Чтоб долго не раздумывать, отсчитал положенные рубли и, схватив покупку под мышку, побежал домой, ошалевший от такой красоты — в Москве эта куртка наверняка единственная, да что там в Москве — во всём СССР: здесь давно уже драконы не водились.
Впопыхах не обратил внимания на то, что куртка в комиссионке висела на подозрительном отдалении от всех остальных вещей, и от продавцов тоже.
Вернулся в свою коммуналочку и тут же давай примерять.
И сам уже чувствует: что-то не то, куртка будто была сделана из сорока умерших от старости и болезней змей — она издавала чудовищный, глаза выедающий запах.
И к тому же, не то что шуршала — в этом была бы своя экзотическая прелесть, — а гремела.
Привлечённые необычным шумом и зловредным змеиным смрадом вышли из своих комнат соседи Матусовского.
Оценив, а также обнюхав обновку, они чётко изложили своё мнение: вы, конечно, Миша, поэт, это нас обязывает к уважению, но выбор у вас прост: или вы остаётесь здесь жить, но без куртки — и поселите её отдельно, либо вы живите с ней вместе в любви и взаимопонимании, но без нас и под другой крышей. Проще говоря: вымётывайтесь отсюда немедленно со своей подколодной курткой.
Матусовский подумал и решил сделать подарок Симонову. Костя, сказал ему, ты же брат мне. Ты наверняка будешь лучшим из нас. Ты будешь такой же, как Луговской. Ну, почти такой же, если немного вырастешь и раздашься в плечах. Прими от меня эту куртку в подарок. А деньги отдашь с первой Сталинской премии.
Симонов ахнул: спасибо, родной.
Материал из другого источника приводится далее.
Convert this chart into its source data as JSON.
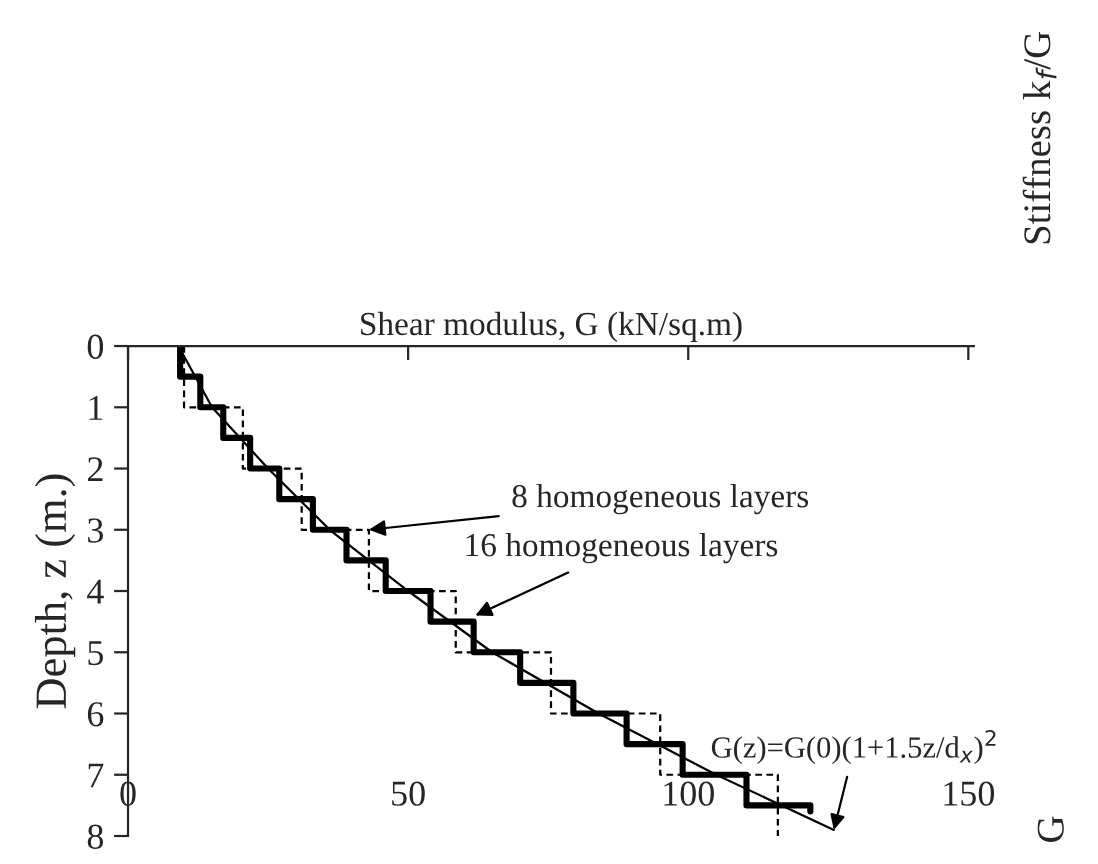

Спасибо, не обижу тебя отказом.
Забрал куртку и тоже, естественно, бросился мерить. В комиссионке он её только разглядывал, прикоснуться не решаясь.
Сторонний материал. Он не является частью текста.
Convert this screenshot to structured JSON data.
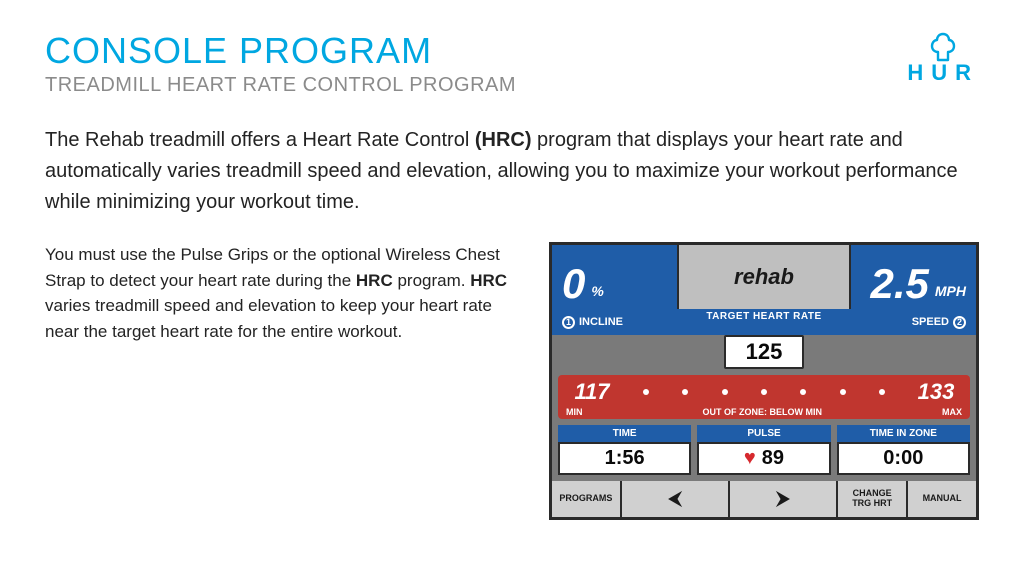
{
  "colors": {
    "brand_blue": "#00a7e1",
    "subtitle_gray": "#8b8b8b",
    "body_text": "#232323",
    "console_blue": "#1f5da8",
    "console_red": "#c0362f",
    "console_frame": "#2a2a2a",
    "console_gray": "#7a7a7a"
  },
  "header": {
    "title": "CONSOLE PROGRAM",
    "subtitle": "TREADMILL HEART RATE CONTROL PROGRAM",
    "logo_text": "HUR"
  },
  "intro": {
    "pre": "The Rehab treadmill offers a Heart Rate Control ",
    "bold": "(HRC)",
    "post": " program that displays your heart rate and automatically varies treadmill speed and elevation, allowing you to maximize your workout performance while minimizing your workout time."
  },
  "para2": {
    "t1": "You must use the Pulse Grips or the optional Wireless Chest Strap to detect your heart rate during the ",
    "b1": "HRC",
    "t2": " program. ",
    "b2": "HRC",
    "t3": " varies treadmill speed and elevation to keep your heart rate near the target heart rate for the entire workout."
  },
  "console": {
    "incline": {
      "value": "0",
      "unit": "%",
      "label": "INCLINE",
      "badge": "1"
    },
    "speed": {
      "value": "2.5",
      "unit": "MPH",
      "label": "SPEED",
      "badge": "2"
    },
    "brand": "rehab",
    "target_label": "TARGET HEART RATE",
    "target_value": "125",
    "zone": {
      "min": "117",
      "max": "133",
      "min_label": "MIN",
      "status": "OUT OF ZONE: BELOW MIN",
      "max_label": "MAX",
      "dot_count": 7
    },
    "stats": [
      {
        "label": "TIME",
        "value": "1:56"
      },
      {
        "label": "PULSE",
        "value": "89",
        "heart": true
      },
      {
        "label": "TIME IN ZONE",
        "value": "0:00"
      }
    ],
    "buttons": {
      "programs": "PROGRAMS",
      "change": "CHANGE\nTRG HRT",
      "manual": "MANUAL"
    }
  }
}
Куртка ему оказалась велика на несколько размеров.
И этот несносный запах.
И что она так скрежещет? Ночью весь подъезд будет просыпаться от этого скрежета.
Недолго думая Симонов звонит другому своему учителю — Павлу Антокольскому. Учитель, говорит, у меня есть одна вещь, которую я не заслужил. Я пока ещё молод. Я ещё не имею права. Давайте я вам покажу то, что должны носить только вы.
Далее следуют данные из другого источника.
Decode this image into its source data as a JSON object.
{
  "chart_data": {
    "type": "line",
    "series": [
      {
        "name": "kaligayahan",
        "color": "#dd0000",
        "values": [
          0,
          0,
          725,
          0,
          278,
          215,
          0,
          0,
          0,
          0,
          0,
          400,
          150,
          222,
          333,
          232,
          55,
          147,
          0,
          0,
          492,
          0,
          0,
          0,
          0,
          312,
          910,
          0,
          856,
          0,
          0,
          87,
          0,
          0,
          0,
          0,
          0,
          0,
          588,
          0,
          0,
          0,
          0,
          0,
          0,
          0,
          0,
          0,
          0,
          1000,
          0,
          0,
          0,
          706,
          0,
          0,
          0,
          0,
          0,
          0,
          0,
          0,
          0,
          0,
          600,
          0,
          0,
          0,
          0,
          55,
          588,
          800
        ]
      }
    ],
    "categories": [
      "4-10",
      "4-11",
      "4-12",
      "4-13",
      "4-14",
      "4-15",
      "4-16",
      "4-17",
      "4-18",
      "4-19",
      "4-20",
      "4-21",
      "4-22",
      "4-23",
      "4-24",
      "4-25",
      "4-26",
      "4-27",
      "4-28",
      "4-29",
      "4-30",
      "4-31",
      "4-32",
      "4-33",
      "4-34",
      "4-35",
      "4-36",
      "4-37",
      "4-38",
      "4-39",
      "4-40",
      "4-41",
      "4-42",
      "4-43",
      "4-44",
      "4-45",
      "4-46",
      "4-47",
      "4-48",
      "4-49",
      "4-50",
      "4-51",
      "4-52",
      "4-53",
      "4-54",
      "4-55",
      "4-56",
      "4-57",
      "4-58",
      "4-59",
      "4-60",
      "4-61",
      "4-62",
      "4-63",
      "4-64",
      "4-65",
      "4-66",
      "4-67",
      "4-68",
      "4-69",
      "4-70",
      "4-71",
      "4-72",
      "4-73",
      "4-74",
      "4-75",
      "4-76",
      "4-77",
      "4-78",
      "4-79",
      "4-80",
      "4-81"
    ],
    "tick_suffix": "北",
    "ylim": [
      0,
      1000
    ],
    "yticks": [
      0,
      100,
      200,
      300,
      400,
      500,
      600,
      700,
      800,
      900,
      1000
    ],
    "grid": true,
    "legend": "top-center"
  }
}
Антокольский заинтересовался: приносите, говорит.
На беду, Антокольский оказался ещё уже в плечах, чем Симонов, и просто исчез внутри дракона. Как будто его уже проглотили, и только любопытствующие глаза лукаво поглядывают из смрадной пасти хладнокровного гада.
При этом Антокольскому вещь понравилась. Он считал, что она ему к лицу и ему всего лишь нужно, ну, чуточку подрасти и расправиться. И, что удивительно, запах его не смущал. И скрежет тоже. Но никто из близких не разделил его чувств к змеиной куртке, и даже напротив.
Антокольский в тоске играл молнией: джик-джжжжик. Джик-джжжжик.
Да, понимал Антокольский, видимо, не судьба. Я не смогу, думал Антокольский, вырасти настолько. Как поэт — смогу, и даже больше, а как человек — едва ли.
И тут никто уже не помнил, кому из хозяев куртки пришла в голову идея простая и очевидная: они же все — все! — приглашены на день рождения к Луговскому. Первого июля!
Это всё решает! Надо разбить цену на трёх человек — и сделать королевский подарок Владимиру свет Александровичу. Ему-то она точно пойдёт.
И ему она точно пошла.
Луговской — огромный, ещё молодой, красивый своей сногсшибательной красотой, выглядел в куртке, как полубог, как предводитель полубогов, как покоритель рептилий.